Second, RSV test results are not captured in claims data; however, the AAP does not
recommend routine RSV testing during RSV season as it rarely alters clinical management.
For this reason, we did a sensitivity analysis on all-cause bronchiolitis hospitalizations
occurring during RSV season. Third, the sample sizes were smaller for infants born
at younger gestational ages, which leads to less stable trends for these cohorts over
the 10-year period. Fourth, we likely underestimated the utilization of RSV-IP as
inpatient administration of RSV-IP is not captured in the source databases. This underestimation
may differ systematically by wGA. Fifth, the study was restricted to infants with
commercial or Medicaid insurance, and the findings may not be generalizable beyond
this study population.
Conclusion
After the change in AAP recommendations for RSV-IP, we found decreases in outpatient
utilization of RSV-IP and increases in RSV hospitalization rates for infants born
at 29 to 34 wGA compared with healthy term infants.
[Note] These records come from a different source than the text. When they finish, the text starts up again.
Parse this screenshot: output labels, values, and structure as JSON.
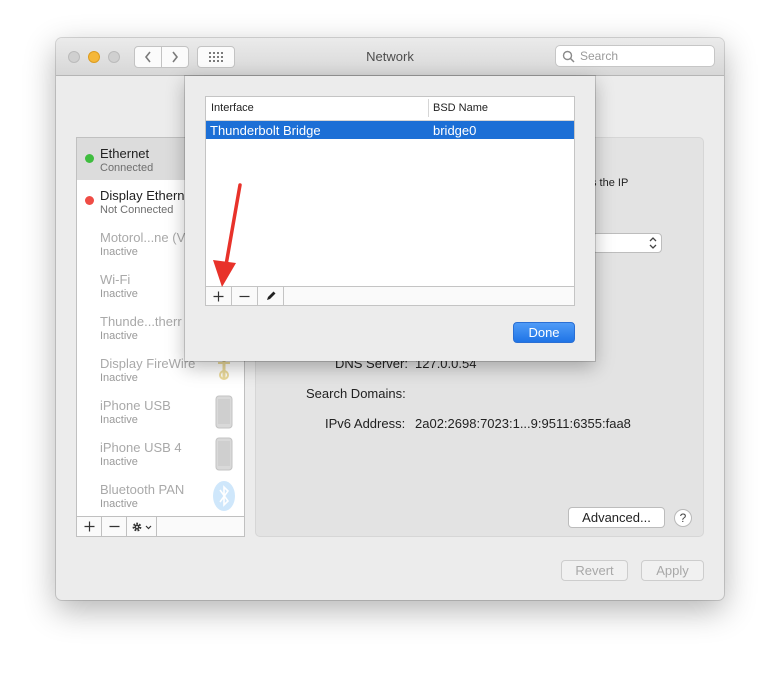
{
  "window": {
    "title": "Network",
    "search_placeholder": "Search"
  },
  "services": [
    {
      "name": "Ethernet",
      "status": "Connected",
      "state": "connected",
      "dot_color": "#3fbd3f",
      "selected": true
    },
    {
      "name": "Display Ethern",
      "status": "Not Connected",
      "state": "disconnected",
      "dot_color": "#ef4c45"
    },
    {
      "name": "Motorol...ne (V",
      "status": "Inactive",
      "state": "inactive"
    },
    {
      "name": "Wi-Fi",
      "status": "Inactive",
      "state": "inactive"
    },
    {
      "name": "Thunde...therr",
      "status": "Inactive",
      "state": "inactive"
    },
    {
      "name": "Display FireWire",
      "status": "Inactive",
      "state": "inactive",
      "icon": "firewire-icon"
    },
    {
      "name": "iPhone USB",
      "status": "Inactive",
      "state": "inactive",
      "icon": "iphone-icon"
    },
    {
      "name": "iPhone USB 4",
      "status": "Inactive",
      "state": "inactive",
      "icon": "iphone-icon"
    },
    {
      "name": "Bluetooth PAN",
      "status": "Inactive",
      "state": "inactive",
      "icon": "bluetooth-icon"
    }
  ],
  "detail": {
    "ip_fragment": "s the IP",
    "dns_label": "DNS Server:",
    "dns_value": "127.0.0.54",
    "search_domains_label": "Search Domains:",
    "ipv6_label": "IPv6 Address:",
    "ipv6_value": "2a02:2698:7023:1...9:9511:6355:faa8",
    "advanced_label": "Advanced...",
    "help_label": "?"
  },
  "footer": {
    "revert_label": "Revert",
    "apply_label": "Apply"
  },
  "sheet": {
    "columns": [
      "Interface",
      "BSD Name"
    ],
    "rows": [
      {
        "interface": "Thunderbolt Bridge",
        "bsd_name": "bridge0"
      }
    ],
    "done_label": "Done"
  },
  "colors": {
    "accent": "#1c6fd6",
    "annotation_arrow": "#e8322a"
  }
}
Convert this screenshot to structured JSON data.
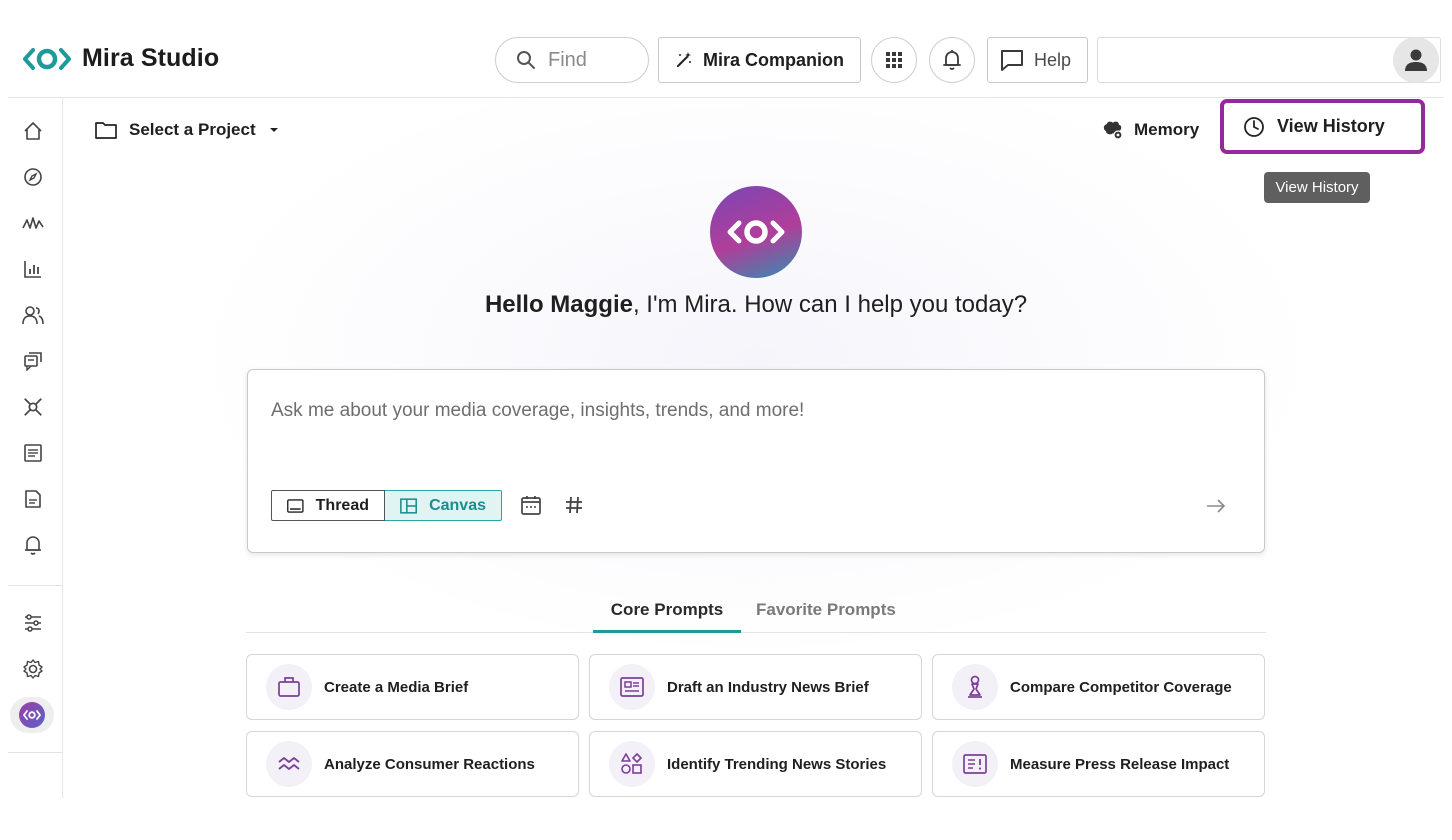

The increase in RSV hospitalization
rate persisted during the five seasons after the policy change. We observed the same
trend in all-cause bronchiolitis hospitalizations during RSV season, though with a
smaller effect size. Future policy on RSV-IP administration in premature infants born
at 29 to 34 wGA should consider the persistently higher rate of RSV hospitalizations
in these infants following the 2014 change in AAP policy.